Samoa ist in 11 Teilbezirke gegliedert, die Hauptstadt Apia liegt im Bezirk Tuamasaga. Die erste offizielle Erwähnung Samoas fand man im frühen 18. Jahrhundert durch europäische Seefahrer. Im Laufe der Jahrhunderte sendete fast jede Seefahrernation eine Expedition nach Samoa und so wechselte auch die Legislative über das Inselgebiet.Wie auf den meisten Inselstaaten und Staaten von Inselgruppen hat die Landwirtschaft einen hohen Stellenwert am gesamten wirtschaftlichen Leben. Bei einem Besuch Samoas kann man wörtlich erntefrisches exotisches Obst und Gemüse probieren. Neben Bananen und Kokosnüssen sollte man auch Taros und den regionalen Kaffee kosten.
Auf Samoa hat sich auch ein kleiner industrieller Sektor entwickelt.

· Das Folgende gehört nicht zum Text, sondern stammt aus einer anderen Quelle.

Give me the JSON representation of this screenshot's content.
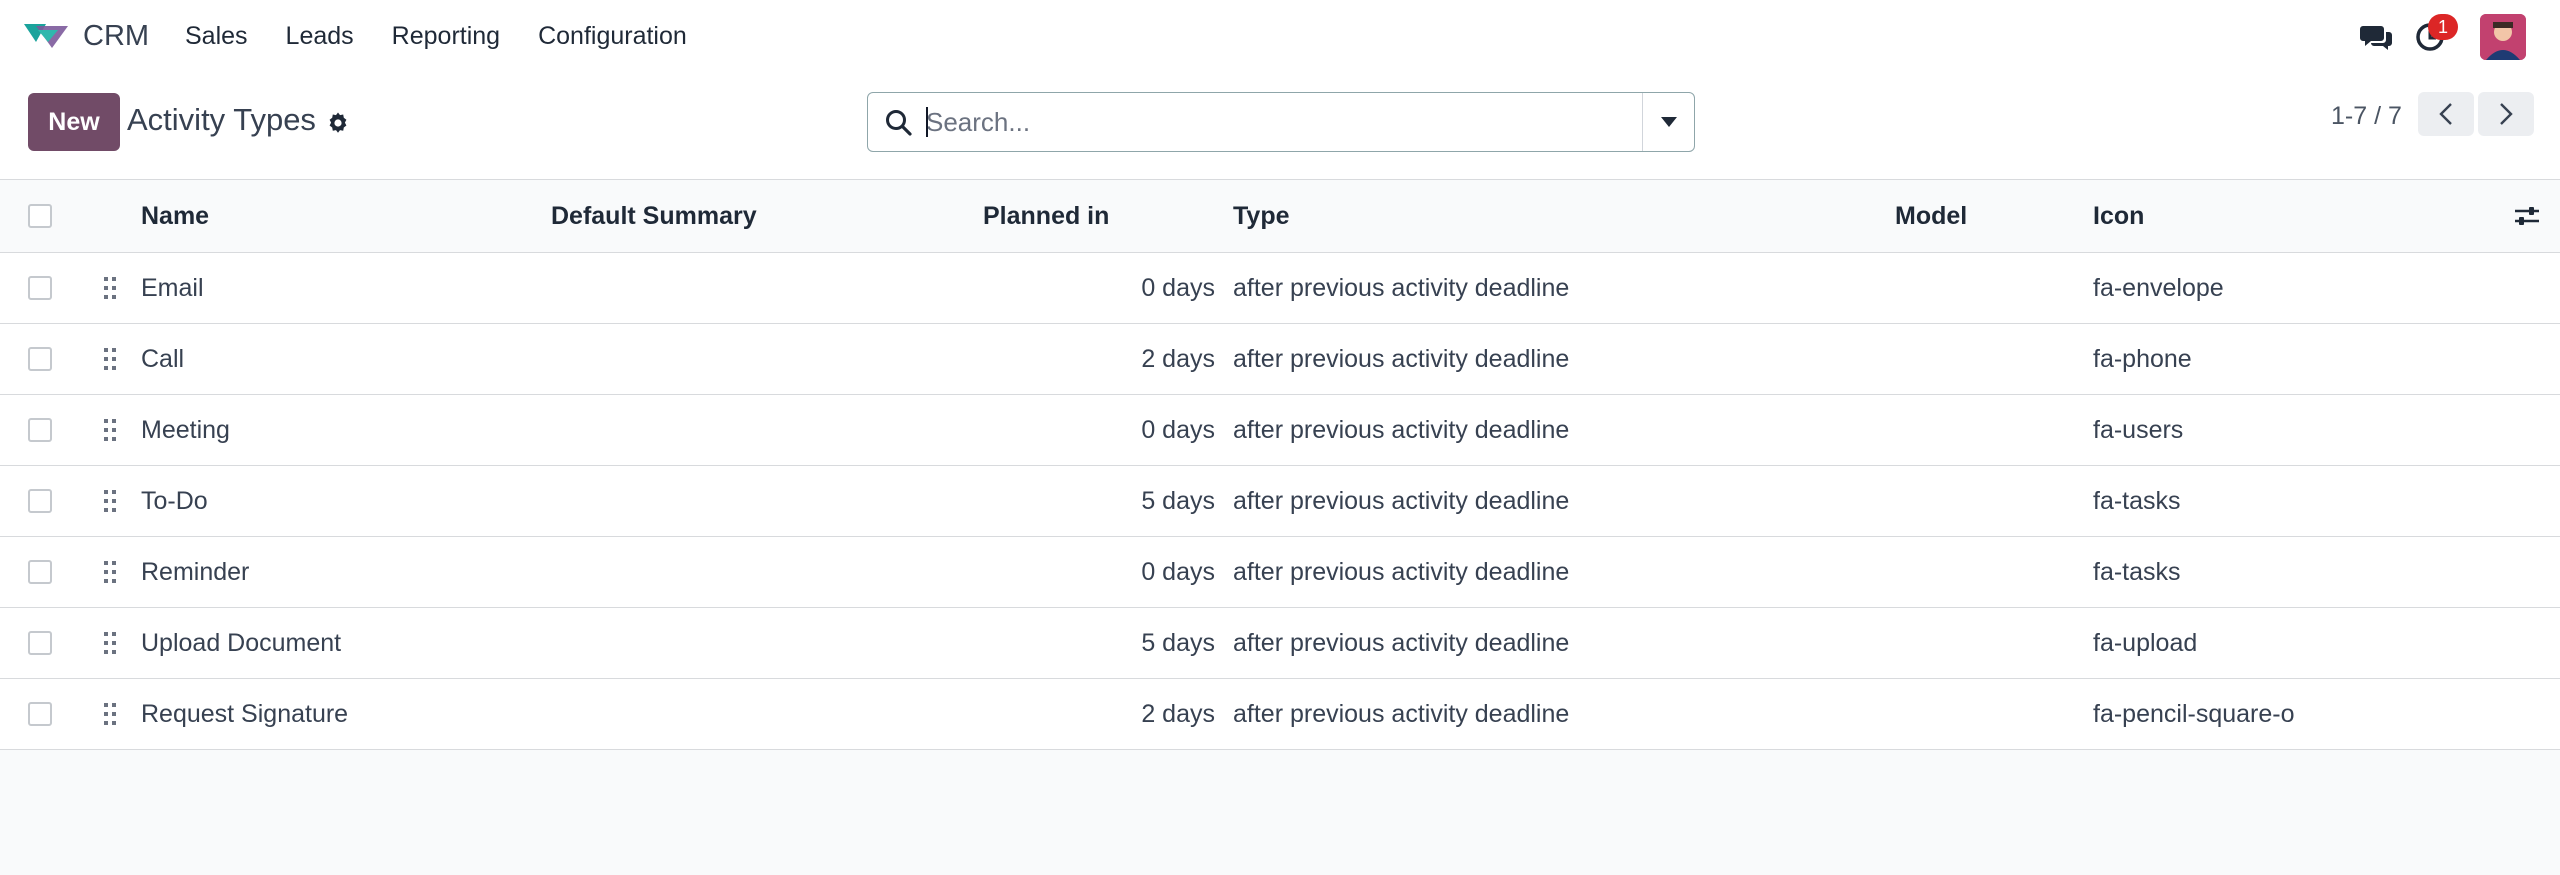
{
  "navbar": {
    "app_name": "CRM",
    "menu": [
      "Sales",
      "Leads",
      "Reporting",
      "Configuration"
    ],
    "activity_badge": "1",
    "brand_colors": {
      "accent": "#714b67",
      "logo_teal": "#1ba39c",
      "logo_purple": "#7c5a9b"
    }
  },
  "control_panel": {
    "new_label": "New",
    "title": "Activity Types",
    "search_placeholder": "Search...",
    "pager": "1-7 / 7"
  },
  "table": {
    "columns": [
      "Name",
      "Default Summary",
      "Planned in",
      "Type",
      "Model",
      "Icon"
    ],
    "rows": [
      {
        "name": "Email",
        "summary": "",
        "planned": "0 days",
        "type": "after previous activity deadline",
        "model": "",
        "icon": "fa-envelope"
      },
      {
        "name": "Call",
        "summary": "",
        "planned": "2 days",
        "type": "after previous activity deadline",
        "model": "",
        "icon": "fa-phone"
      },
      {
        "name": "Meeting",
        "summary": "",
        "planned": "0 days",
        "type": "after previous activity deadline",
        "model": "",
        "icon": "fa-users"
      },
      {
        "name": "To-Do",
        "summary": "",
        "planned": "5 days",
        "type": "after previous activity deadline",
        "model": "",
        "icon": "fa-tasks"
      },
      {
        "name": "Reminder",
        "summary": "",
        "planned": "0 days",
        "type": "after previous activity deadline",
        "model": "",
        "icon": "fa-tasks"
      },
      {
        "name": "Upload Document",
        "summary": "",
        "planned": "5 days",
        "type": "after previous activity deadline",
        "model": "",
        "icon": "fa-upload"
      },
      {
        "name": "Request Signature",
        "summary": "",
        "planned": "2 days",
        "type": "after previous activity deadline",
        "model": "",
        "icon": "fa-pencil-square-o"
      }
    ]
  }
}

Neben der Verarbeitung von Naturprodukten wie Holz und landwirtschaftlichen Erzeugnissen werden auch Teile für die Weiterverarbeitung und Endmontage für die Fahrzeugindustrie hergestellt.
Im Laufe der letzten Jahrzehnte hat sich der Tourismus als weiterer wichtiger ökonomischer Sektor entwickelt. Auf Samoa wird den Besuchern eine Vielzahl an Freizeitmöglichkeiten geboten. Neben Wassersport kann man Surfen, Kite-Surfen, Segeln und Tauchen gehen. Die Ausrüstungen für diese Sportarten kann man sich selbstverständlich vor Ort leihen und auch Einführungsstunden nehmen. Wer lieber festen Boden unter den Füßen hat, macht eine Tour über eine der Insel mit dem Mountainbike oder wandert durch die herrliche Landschaft Samoas. Golf- und Tennisplätze komplettieren das umfangreiche Freizeitangebot.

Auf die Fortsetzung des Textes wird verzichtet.